The “Radical Healing Dialogue Series” will create “an important, safe space for staff and faculty at Tufts whose racial demographics are categorized as “BIPOC.” The white faculty and staff can attend “Unpacking Whiteness” where they will learn how to redistribute “power, policy, and structures to be more equitable” to the “lived experiences” of their BIPOC colleagues, according to Fox News.
The “Radical Healing Dialogue Series” will have eight sessions that span from October 17 to December 12. It's part of the larger “Dialogue Series” that also includes the “Unpacking Whiteness Dialogue Series.” The University Office of the Chief Diversity Officer is sponsoring the Fall 2022 program.
On the program's website, a description reads, “At the heart of Radical Healing is a knowing that everyone wants to feel included, accepted, and like they belong at work, and that marginalized and oppressed people all over the world deserve to live free of discrimination, racism, and oppression.”
To help attendees understand their BIPOCness, Tufts poses questions such as, “Do you believe it is important to constantly stay educated on DEIJ-topics and refine your strategies for transforming the fatigue often associated with being the only one or one of a small few?” and “Do you identify with the experience of being the only or one of a few in predominately (sic) white spaces on campus?”
For white faculty, the session is called “Curated for White participants holding spaces of privilege.” They can learn and understand to “how to practice anti-racism in their daily lives.

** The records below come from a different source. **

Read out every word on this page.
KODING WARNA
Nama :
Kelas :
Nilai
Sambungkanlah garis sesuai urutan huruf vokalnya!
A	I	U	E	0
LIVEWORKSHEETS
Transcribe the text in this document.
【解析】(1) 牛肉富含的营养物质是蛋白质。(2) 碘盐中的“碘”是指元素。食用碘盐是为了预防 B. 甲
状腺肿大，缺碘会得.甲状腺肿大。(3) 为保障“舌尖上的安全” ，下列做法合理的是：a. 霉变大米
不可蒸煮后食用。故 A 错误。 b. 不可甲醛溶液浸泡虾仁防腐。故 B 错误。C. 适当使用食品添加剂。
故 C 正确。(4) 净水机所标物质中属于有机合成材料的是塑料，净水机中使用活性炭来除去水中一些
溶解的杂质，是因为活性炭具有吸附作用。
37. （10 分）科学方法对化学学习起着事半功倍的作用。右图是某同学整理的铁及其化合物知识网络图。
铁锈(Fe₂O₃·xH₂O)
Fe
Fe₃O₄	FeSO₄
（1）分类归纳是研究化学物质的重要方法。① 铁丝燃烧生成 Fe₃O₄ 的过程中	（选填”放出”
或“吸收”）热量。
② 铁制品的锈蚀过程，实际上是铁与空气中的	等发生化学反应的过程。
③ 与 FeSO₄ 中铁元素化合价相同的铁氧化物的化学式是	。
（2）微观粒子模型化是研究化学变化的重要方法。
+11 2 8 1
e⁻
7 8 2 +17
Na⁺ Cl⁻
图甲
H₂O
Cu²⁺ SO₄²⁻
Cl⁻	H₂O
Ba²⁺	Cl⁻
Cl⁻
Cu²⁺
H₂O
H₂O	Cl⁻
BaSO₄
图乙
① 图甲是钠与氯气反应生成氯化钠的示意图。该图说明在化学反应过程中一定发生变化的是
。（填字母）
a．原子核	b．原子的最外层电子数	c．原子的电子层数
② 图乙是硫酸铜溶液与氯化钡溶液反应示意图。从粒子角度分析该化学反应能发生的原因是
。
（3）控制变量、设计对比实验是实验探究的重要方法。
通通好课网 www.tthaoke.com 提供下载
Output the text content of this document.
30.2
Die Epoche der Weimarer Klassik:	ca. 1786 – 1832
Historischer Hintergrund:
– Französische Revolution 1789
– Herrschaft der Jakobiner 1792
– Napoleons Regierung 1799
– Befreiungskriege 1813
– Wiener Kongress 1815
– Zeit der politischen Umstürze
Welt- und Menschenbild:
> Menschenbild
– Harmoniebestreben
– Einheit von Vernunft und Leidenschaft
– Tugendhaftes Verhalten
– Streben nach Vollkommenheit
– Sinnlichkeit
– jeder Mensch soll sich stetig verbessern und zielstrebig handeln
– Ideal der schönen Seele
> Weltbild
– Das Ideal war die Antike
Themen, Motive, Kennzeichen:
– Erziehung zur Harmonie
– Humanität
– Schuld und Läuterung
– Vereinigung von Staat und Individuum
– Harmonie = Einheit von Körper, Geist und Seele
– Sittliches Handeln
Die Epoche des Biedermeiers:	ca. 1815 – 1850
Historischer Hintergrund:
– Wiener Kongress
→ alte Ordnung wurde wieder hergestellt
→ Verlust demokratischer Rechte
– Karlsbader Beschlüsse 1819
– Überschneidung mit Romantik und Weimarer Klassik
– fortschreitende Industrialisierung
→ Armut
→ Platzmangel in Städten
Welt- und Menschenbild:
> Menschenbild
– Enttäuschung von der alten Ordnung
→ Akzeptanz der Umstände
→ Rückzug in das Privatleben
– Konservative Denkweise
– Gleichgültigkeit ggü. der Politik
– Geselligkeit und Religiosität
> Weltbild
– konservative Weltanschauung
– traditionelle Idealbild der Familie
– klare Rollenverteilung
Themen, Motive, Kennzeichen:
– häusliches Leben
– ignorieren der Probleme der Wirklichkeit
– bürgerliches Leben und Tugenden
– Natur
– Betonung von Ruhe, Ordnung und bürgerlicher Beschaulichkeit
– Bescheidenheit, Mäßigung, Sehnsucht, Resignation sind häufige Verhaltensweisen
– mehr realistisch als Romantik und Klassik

Anti-racism is an active and ongoing process of identifying and eliminating racism by changing systems, organizational structures, policies, practices, and attitudes.”
Anti-Racism, like Critical Race Theory, is a form of racial essentialism that defines individuals by their racial and ethnic identity groups and then assigns them a place within structures and hierarchies of power.
Using these pedagogies, racial segregation has returned across America in states that include Colorado, Washington, and New York.